By Harvey Whitehouse, Chief Consultant on the BBC Extraordinary Rituals Series and Professor of Social Anthropology, University of Oxford
Ritual is what we do because that’s what everybody else does. Humans are amazing copycats. No other animal copies behaviour to the extent that we do. Our closest living relatives, chimpanzees, will copy each other to a limited degree, especially when they can see how a behaviour leads to some useful outcome. Some species of birds are extremely good at this kind of copying – members of the crow family, for example, are able to remember long sequences of actions necessary to extract food from a puzzle box.
Where humans really excel, though, is in their ability to imitate actions that have no practical value at all. This is what enables us to pass on fashions and traditions – behaviours that tell us what groups we belong to. This is really what we mean by ‘ritual’ – actions that have to be performed simply because it’s the ‘done’ or ‘proper’ way to act in the group to which you happen to belong. The wearing of ‘big hair’ in Guizhou Province, Southwest China, is a great example of this.
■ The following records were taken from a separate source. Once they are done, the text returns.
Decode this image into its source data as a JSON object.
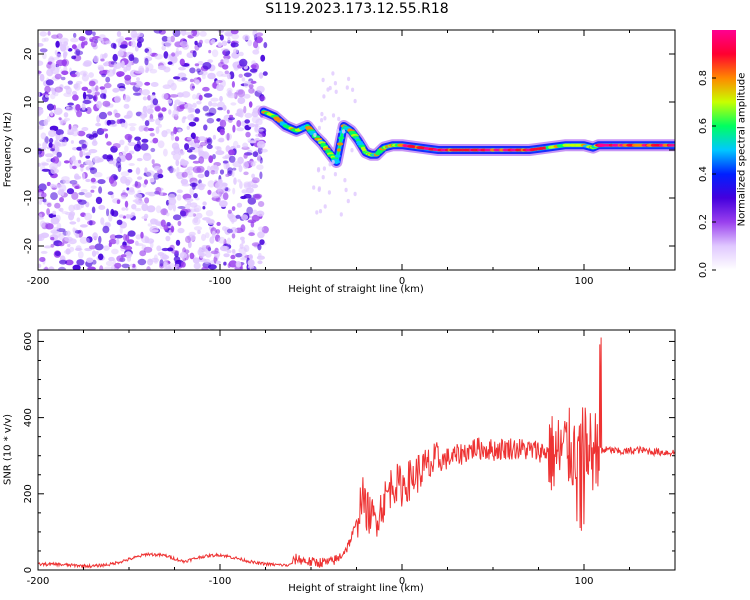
{
  "title": "S119.2023.173.12.55.R18",
  "colors": {
    "snr_line": "#ee3333",
    "colormap": [
      "#ffffff",
      "#e0c8ff",
      "#9a40ee",
      "#4400dd",
      "#0020ff",
      "#00c8ff",
      "#00ff60",
      "#c8ff00",
      "#ff8800",
      "#ff0030",
      "#ff0090"
    ]
  },
  "chart_data": [
    {
      "type": "heatmap",
      "xlabel": "Height of straight line (km)",
      "ylabel": "Frequency (Hz)",
      "xlim": [
        -200,
        150
      ],
      "ylim": [
        -25,
        25
      ],
      "xticks": [
        -200,
        -100,
        0,
        100
      ],
      "yticks": [
        -20,
        -10,
        0,
        10,
        20
      ],
      "colorbar": {
        "label": "Normalized spectral amplitude",
        "range": [
          0,
          1
        ],
        "ticks": [
          0.0,
          0.2,
          0.4,
          0.6,
          0.8
        ]
      },
      "noise_region_x": [
        -200,
        -75
      ],
      "ridge": {
        "x": [
          -76,
          -70,
          -64,
          -58,
          -52,
          -48,
          -44,
          -40,
          -36,
          -32,
          -28,
          -24,
          -20,
          -17,
          -14,
          -10,
          -5,
          0,
          10,
          20,
          30,
          40,
          50,
          60,
          70,
          80,
          90,
          100,
          105,
          108,
          110,
          120,
          130,
          140,
          150
        ],
        "freq": [
          8,
          7,
          5,
          4,
          5,
          3,
          1.5,
          -0.5,
          -2.5,
          5,
          4,
          2,
          -0.5,
          -1,
          -1,
          0.5,
          1,
          1,
          0.5,
          0,
          0,
          0,
          0,
          0,
          0,
          0.5,
          1,
          1,
          0.5,
          1,
          1,
          1,
          1,
          1,
          1
        ]
      }
    },
    {
      "type": "line",
      "xlabel": "Height of straight line (km)",
      "ylabel": "SNR (10 * v/v)",
      "xlim": [
        -200,
        150
      ],
      "ylim": [
        0,
        630
      ],
      "xticks": [
        -200,
        -100,
        0,
        100
      ],
      "yticks": [
        0,
        200,
        400,
        600
      ],
      "series": [
        {
          "x": [
            -200,
            -190,
            -180,
            -170,
            -160,
            -150,
            -140,
            -130,
            -120,
            -110,
            -100,
            -90,
            -80,
            -70,
            -62,
            -58,
            -50,
            -40,
            -35,
            -30,
            -25,
            -22,
            -20,
            -15,
            -10,
            -5,
            0,
            10,
            20,
            30,
            40,
            50,
            60,
            70,
            80,
            85,
            90,
            95,
            100,
            105,
            108,
            110,
            115,
            120,
            130,
            140,
            150
          ],
          "values": [
            15,
            15,
            12,
            10,
            15,
            28,
            42,
            38,
            22,
            35,
            40,
            30,
            18,
            14,
            12,
            30,
            20,
            20,
            30,
            60,
            120,
            200,
            160,
            130,
            180,
            230,
            220,
            260,
            285,
            300,
            320,
            315,
            320,
            315,
            310,
            300,
            320,
            310,
            320,
            310,
            330,
            315,
            315,
            310,
            315,
            310,
            308
          ]
        }
      ]
    }
  ]
}
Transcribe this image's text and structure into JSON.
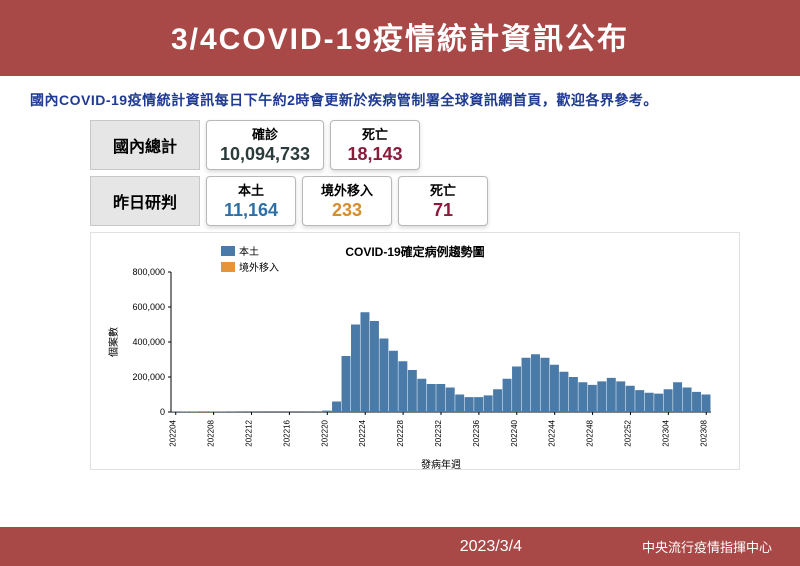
{
  "header": {
    "title": "3/4COVID-19疫情統計資訊公布"
  },
  "subtitle": "國內COVID-19疫情統計資訊每日下午約2時會更新於疾病管制署全球資訊網首頁，歡迎各界參考。",
  "totals": {
    "label": "國內總計",
    "confirmed": {
      "label": "確診",
      "value": "10,094,733",
      "color": "#2b3b3b"
    },
    "deaths": {
      "label": "死亡",
      "value": "18,143",
      "color": "#8b1a3b"
    }
  },
  "yesterday": {
    "label": "昨日研判",
    "domestic": {
      "label": "本土",
      "value": "11,164",
      "color": "#2e6fa7"
    },
    "imported": {
      "label": "境外移入",
      "value": "233",
      "color": "#d98c2b"
    },
    "deaths": {
      "label": "死亡",
      "value": "71",
      "color": "#8b1a3b"
    }
  },
  "chart": {
    "title": "COVID-19確定病例趨勢圖",
    "legend": [
      {
        "label": "本土",
        "color": "#4a7aa8"
      },
      {
        "label": "境外移入",
        "color": "#e6943a"
      }
    ],
    "ylabel": "個案數",
    "xlabel": "發病年週",
    "ylim": [
      0,
      800000
    ],
    "ytick_step": 200000,
    "bar_color": "#4a7aa8",
    "categories": [
      "202204",
      "202208",
      "202212",
      "202216",
      "202220",
      "202224",
      "202228",
      "202232",
      "202236",
      "202240",
      "202244",
      "202248",
      "202252",
      "202304",
      "202308"
    ],
    "all_bars": [
      2000,
      2500,
      3000,
      3500,
      3000,
      2500,
      2000,
      1500,
      1200,
      1000,
      900,
      900,
      900,
      900,
      1000,
      1200,
      8000,
      60000,
      320000,
      500000,
      570000,
      520000,
      420000,
      350000,
      290000,
      240000,
      190000,
      160000,
      160000,
      140000,
      100000,
      85000,
      85000,
      95000,
      130000,
      190000,
      260000,
      310000,
      330000,
      310000,
      270000,
      230000,
      200000,
      170000,
      155000,
      175000,
      195000,
      175000,
      150000,
      125000,
      110000,
      105000,
      130000,
      170000,
      140000,
      115000,
      100000
    ]
  },
  "footer": {
    "date": "2023/3/4",
    "source": "中央流行疫情指揮中心"
  },
  "colors": {
    "brand": "#a84948",
    "grid": "#e0e0e0"
  }
}
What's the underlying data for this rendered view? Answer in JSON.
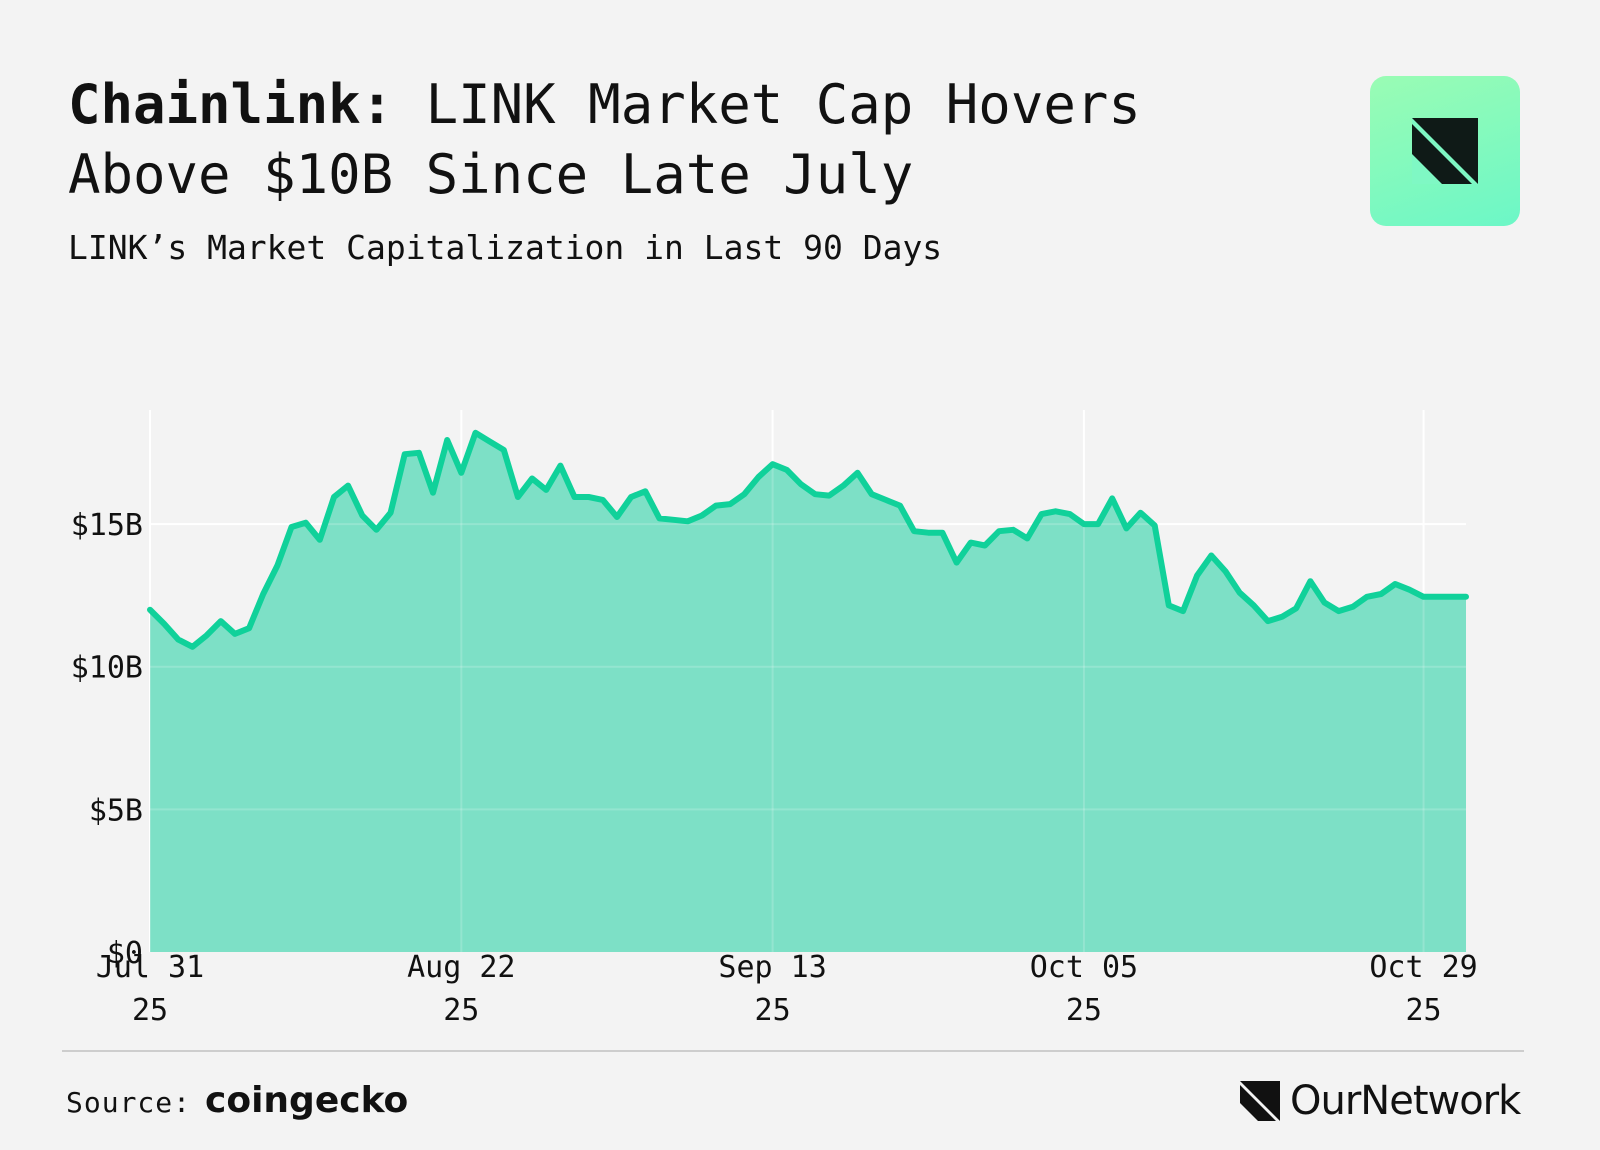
{
  "header": {
    "title_strong": "Chainlink:",
    "title_rest": "LINK Market Cap Hovers Above $10B Since Late July",
    "subtitle": "LINK’s Market Capitalization in Last 90 Days"
  },
  "logo": {
    "icon": "ournetwork-mark-icon",
    "gradient_colors": [
      "#9afcb4",
      "#6cf7c7"
    ]
  },
  "colors": {
    "line": "#10d19a",
    "area": "#7de0c6",
    "grid": "#ffffff",
    "text": "#111111",
    "background": "#f3f3f3"
  },
  "chart_data": {
    "type": "area",
    "title": "",
    "xlabel": "",
    "ylabel": "",
    "ylim": [
      0,
      19000000000
    ],
    "xlim": [
      "2025-07-31",
      "2025-11-01"
    ],
    "grid": true,
    "legend": "none",
    "yticks": [
      {
        "value": 0,
        "label": "$0"
      },
      {
        "value": 5000000000,
        "label": "$5B"
      },
      {
        "value": 10000000000,
        "label": "$10B"
      },
      {
        "value": 15000000000,
        "label": "$15B"
      }
    ],
    "xticks": [
      {
        "date": "2025-07-31",
        "label": [
          "Jul 31",
          "25"
        ]
      },
      {
        "date": "2025-08-22",
        "label": [
          "Aug 22",
          "25"
        ]
      },
      {
        "date": "2025-09-13",
        "label": [
          "Sep 13",
          "25"
        ]
      },
      {
        "date": "2025-10-05",
        "label": [
          "Oct 05",
          "25"
        ]
      },
      {
        "date": "2025-10-29",
        "label": [
          "Oct 29",
          "25"
        ]
      }
    ],
    "x": [
      "2025-07-31",
      "2025-08-01",
      "2025-08-02",
      "2025-08-03",
      "2025-08-04",
      "2025-08-05",
      "2025-08-06",
      "2025-08-07",
      "2025-08-08",
      "2025-08-09",
      "2025-08-10",
      "2025-08-11",
      "2025-08-12",
      "2025-08-13",
      "2025-08-14",
      "2025-08-15",
      "2025-08-16",
      "2025-08-17",
      "2025-08-18",
      "2025-08-19",
      "2025-08-20",
      "2025-08-21",
      "2025-08-22",
      "2025-08-23",
      "2025-08-24",
      "2025-08-25",
      "2025-08-26",
      "2025-08-27",
      "2025-08-28",
      "2025-08-29",
      "2025-08-30",
      "2025-08-31",
      "2025-09-01",
      "2025-09-02",
      "2025-09-03",
      "2025-09-04",
      "2025-09-05",
      "2025-09-06",
      "2025-09-07",
      "2025-09-08",
      "2025-09-09",
      "2025-09-10",
      "2025-09-11",
      "2025-09-12",
      "2025-09-13",
      "2025-09-14",
      "2025-09-15",
      "2025-09-16",
      "2025-09-17",
      "2025-09-18",
      "2025-09-19",
      "2025-09-20",
      "2025-09-21",
      "2025-09-22",
      "2025-09-23",
      "2025-09-24",
      "2025-09-25",
      "2025-09-26",
      "2025-09-27",
      "2025-09-28",
      "2025-09-29",
      "2025-09-30",
      "2025-10-01",
      "2025-10-02",
      "2025-10-03",
      "2025-10-04",
      "2025-10-05",
      "2025-10-06",
      "2025-10-07",
      "2025-10-08",
      "2025-10-09",
      "2025-10-10",
      "2025-10-11",
      "2025-10-12",
      "2025-10-13",
      "2025-10-14",
      "2025-10-15",
      "2025-10-16",
      "2025-10-17",
      "2025-10-18",
      "2025-10-19",
      "2025-10-20",
      "2025-10-21",
      "2025-10-22",
      "2025-10-23",
      "2025-10-24",
      "2025-10-25",
      "2025-10-26",
      "2025-10-27",
      "2025-10-28",
      "2025-10-29",
      "2025-10-30",
      "2025-10-31",
      "2025-11-01"
    ],
    "series": [
      {
        "values": [
          12000000000,
          11500000000,
          10950000000,
          10700000000,
          11100000000,
          11600000000,
          11150000000,
          11350000000,
          12550000000,
          13550000000,
          14900000000,
          15050000000,
          14450000000,
          15950000000,
          16350000000,
          15300000000,
          14800000000,
          15400000000,
          17450000000,
          17500000000,
          16100000000,
          17950000000,
          16800000000,
          18200000000,
          17900000000,
          17600000000,
          15950000000,
          16600000000,
          16200000000,
          17050000000,
          15950000000,
          15950000000,
          15850000000,
          15250000000,
          15950000000,
          16150000000,
          15200000000,
          15150000000,
          15100000000,
          15300000000,
          15650000000,
          15700000000,
          16050000000,
          16650000000,
          17100000000,
          16900000000,
          16400000000,
          16050000000,
          16000000000,
          16350000000,
          16800000000,
          16050000000,
          15850000000,
          15650000000,
          14750000000,
          14700000000,
          14700000000,
          13650000000,
          14350000000,
          14250000000,
          14750000000,
          14800000000,
          14500000000,
          15350000000,
          15450000000,
          15350000000,
          15000000000,
          15000000000,
          15900000000,
          14850000000,
          15400000000,
          14950000000,
          12150000000,
          11950000000,
          13200000000,
          13900000000,
          13350000000,
          12600000000,
          12150000000,
          11600000000,
          11750000000,
          12050000000,
          13000000000,
          12250000000,
          11950000000,
          12100000000,
          12450000000,
          12550000000,
          12900000000,
          12700000000,
          12450000000,
          12450000000,
          12450000000,
          12450000000
        ]
      }
    ]
  },
  "footer": {
    "source_label": "Source:",
    "source_name": "coingecko",
    "brand_name": "OurNetwork",
    "brand_icon": "ournetwork-mark-icon"
  }
}
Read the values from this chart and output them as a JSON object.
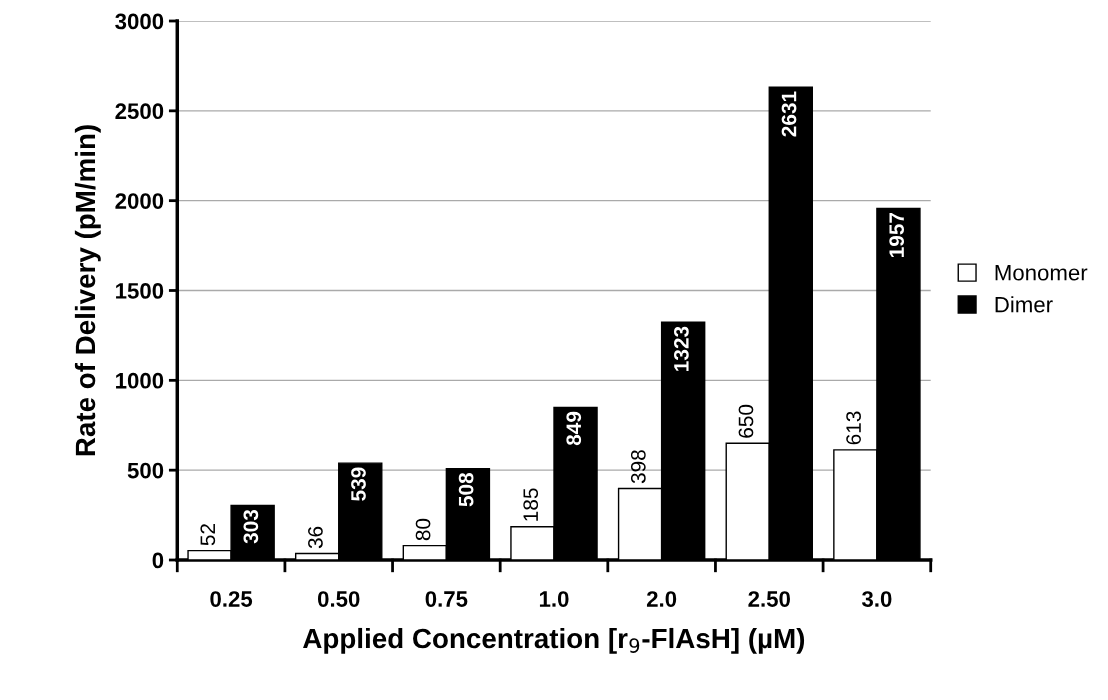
{
  "chart_data": {
    "type": "bar",
    "xlabel": "Applied Concentration [r$_{9}$-FlAsH] (µM)",
    "ylabel": "Rate of Delivery (pM/min)",
    "categories": [
      "0.25",
      "0.50",
      "0.75",
      "1.0",
      "2.0",
      "2.50",
      "3.0"
    ],
    "series": [
      {
        "name": "Monomer",
        "color": "#ffffff",
        "values": [
          52,
          36,
          80,
          185,
          398,
          650,
          613
        ]
      },
      {
        "name": "Dimer",
        "color": "#000000",
        "values": [
          303,
          539,
          508,
          849,
          1323,
          2631,
          1957
        ]
      }
    ],
    "ylim": [
      0,
      3000
    ],
    "yticks": [
      0,
      500,
      1000,
      1500,
      2000,
      2500,
      3000
    ],
    "grid": "y",
    "legend": "right",
    "data_labels": true
  }
}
When we participate in rituals we demonstrate to other people that we are good citizens, committed to collective goals.There’s no point joining in a ritual if you don’t want to affiliate with the group that performs it.
This can be especially obvious when groups compete with each other – for example by trying to drown out the opposition by chanting and singing at a football match or, in the ancient traditions of Siena, racing bareback on horses for the honour of your local community.